Anticipated Programs

Expanding training through the Bosco Nutrition Center and Edmundite Missions Enterprises is a key program priority. The Missions has a three-part long-term plan to capitalize on its food-based knowledge beyond the micro-business initiative noted above. That involves

  • Building a new Bosco Nutrition Center with a larger kitchen capable of providing the level of training that is not possible in the existing kitchen which is stressed to produce the 1000 meals a day that the Missions nutrition programs require to feed the community. A new Bosco would enable more training as well as growth of the catering and produce businesses of Enterprises.
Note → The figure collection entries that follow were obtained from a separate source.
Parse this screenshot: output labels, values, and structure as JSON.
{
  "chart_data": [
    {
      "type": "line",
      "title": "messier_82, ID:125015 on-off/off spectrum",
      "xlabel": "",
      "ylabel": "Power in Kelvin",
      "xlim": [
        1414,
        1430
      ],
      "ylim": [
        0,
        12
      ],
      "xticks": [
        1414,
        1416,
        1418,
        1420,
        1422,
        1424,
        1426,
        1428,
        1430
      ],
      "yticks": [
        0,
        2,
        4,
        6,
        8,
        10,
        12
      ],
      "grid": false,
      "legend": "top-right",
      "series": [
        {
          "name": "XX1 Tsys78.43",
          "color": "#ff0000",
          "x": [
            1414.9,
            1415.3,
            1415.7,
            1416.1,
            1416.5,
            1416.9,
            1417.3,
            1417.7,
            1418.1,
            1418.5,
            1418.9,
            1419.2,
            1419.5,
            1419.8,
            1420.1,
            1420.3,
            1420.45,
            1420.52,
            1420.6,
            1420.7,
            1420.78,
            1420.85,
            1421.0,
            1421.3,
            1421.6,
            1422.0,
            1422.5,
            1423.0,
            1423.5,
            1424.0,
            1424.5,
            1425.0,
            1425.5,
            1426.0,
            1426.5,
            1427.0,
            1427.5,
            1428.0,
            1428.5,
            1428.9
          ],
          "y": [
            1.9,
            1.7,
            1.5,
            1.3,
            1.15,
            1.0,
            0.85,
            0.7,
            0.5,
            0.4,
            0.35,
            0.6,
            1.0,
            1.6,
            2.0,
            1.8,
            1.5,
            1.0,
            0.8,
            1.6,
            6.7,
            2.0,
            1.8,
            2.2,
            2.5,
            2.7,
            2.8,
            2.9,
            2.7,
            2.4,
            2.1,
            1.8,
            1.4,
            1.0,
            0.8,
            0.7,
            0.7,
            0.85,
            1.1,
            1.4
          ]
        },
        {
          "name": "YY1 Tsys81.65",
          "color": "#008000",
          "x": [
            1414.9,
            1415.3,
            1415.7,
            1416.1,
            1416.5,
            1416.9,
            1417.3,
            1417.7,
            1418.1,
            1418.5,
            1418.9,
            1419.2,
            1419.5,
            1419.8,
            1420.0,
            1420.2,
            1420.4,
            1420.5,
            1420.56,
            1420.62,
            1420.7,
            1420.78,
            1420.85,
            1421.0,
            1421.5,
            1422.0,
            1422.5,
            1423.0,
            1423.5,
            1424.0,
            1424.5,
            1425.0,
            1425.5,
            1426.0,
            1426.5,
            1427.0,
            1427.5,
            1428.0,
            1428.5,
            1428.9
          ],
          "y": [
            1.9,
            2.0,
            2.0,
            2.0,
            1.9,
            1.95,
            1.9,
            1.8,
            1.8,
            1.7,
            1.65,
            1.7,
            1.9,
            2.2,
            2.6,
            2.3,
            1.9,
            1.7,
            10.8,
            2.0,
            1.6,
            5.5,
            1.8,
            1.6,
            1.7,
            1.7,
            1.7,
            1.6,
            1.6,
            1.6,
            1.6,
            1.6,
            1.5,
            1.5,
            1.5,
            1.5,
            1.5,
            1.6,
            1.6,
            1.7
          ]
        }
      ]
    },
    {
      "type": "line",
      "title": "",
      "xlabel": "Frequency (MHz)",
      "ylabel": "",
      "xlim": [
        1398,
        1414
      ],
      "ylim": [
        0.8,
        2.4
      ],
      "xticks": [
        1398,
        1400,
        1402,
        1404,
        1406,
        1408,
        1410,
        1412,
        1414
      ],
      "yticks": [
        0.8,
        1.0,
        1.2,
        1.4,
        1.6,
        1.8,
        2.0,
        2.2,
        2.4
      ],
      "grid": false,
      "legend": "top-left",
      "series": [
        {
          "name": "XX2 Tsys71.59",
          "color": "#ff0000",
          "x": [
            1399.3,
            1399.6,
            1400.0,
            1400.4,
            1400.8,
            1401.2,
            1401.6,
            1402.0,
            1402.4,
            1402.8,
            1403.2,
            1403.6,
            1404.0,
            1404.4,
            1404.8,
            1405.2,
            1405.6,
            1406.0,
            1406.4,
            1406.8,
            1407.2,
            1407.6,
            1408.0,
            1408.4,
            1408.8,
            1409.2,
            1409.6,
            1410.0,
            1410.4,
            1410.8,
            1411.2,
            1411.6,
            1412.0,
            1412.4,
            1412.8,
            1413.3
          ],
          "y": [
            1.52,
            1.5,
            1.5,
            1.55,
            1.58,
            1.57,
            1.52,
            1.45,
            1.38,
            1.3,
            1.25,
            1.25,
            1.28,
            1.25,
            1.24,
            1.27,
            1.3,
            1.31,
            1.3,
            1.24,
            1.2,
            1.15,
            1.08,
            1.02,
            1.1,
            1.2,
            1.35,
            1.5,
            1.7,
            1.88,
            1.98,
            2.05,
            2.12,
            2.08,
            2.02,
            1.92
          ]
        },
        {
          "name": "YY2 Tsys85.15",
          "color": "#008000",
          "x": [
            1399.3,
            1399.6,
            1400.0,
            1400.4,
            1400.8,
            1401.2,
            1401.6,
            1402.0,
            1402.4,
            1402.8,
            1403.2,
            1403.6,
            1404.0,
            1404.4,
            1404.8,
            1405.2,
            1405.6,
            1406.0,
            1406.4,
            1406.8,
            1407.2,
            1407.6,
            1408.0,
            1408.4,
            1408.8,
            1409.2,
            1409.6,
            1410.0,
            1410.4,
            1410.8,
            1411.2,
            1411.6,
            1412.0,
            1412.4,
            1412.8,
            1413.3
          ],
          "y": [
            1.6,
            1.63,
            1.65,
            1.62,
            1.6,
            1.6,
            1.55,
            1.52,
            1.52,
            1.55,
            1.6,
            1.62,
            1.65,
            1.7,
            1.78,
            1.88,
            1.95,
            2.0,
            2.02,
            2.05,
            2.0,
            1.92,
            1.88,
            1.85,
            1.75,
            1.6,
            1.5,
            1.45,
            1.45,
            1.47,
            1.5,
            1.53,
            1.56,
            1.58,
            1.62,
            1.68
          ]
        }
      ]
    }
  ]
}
  • Attached to that new Center, creating an Enterprises Café which will enable both experience for trainees in customer service and café management and generate revenue to support the Bosco Nutrition Center at greater scale.
  • The new Center would then enable the existing Bosco kitchen to be repurposed as a lease site for food entrepreneurs in the micro-business effort to produce their goods at greater scale than is possible in their home kitchens. There are several models for this approach around the nation, and the Missions wishes to bring this approach to scaling micro-business to small businesses to Selma.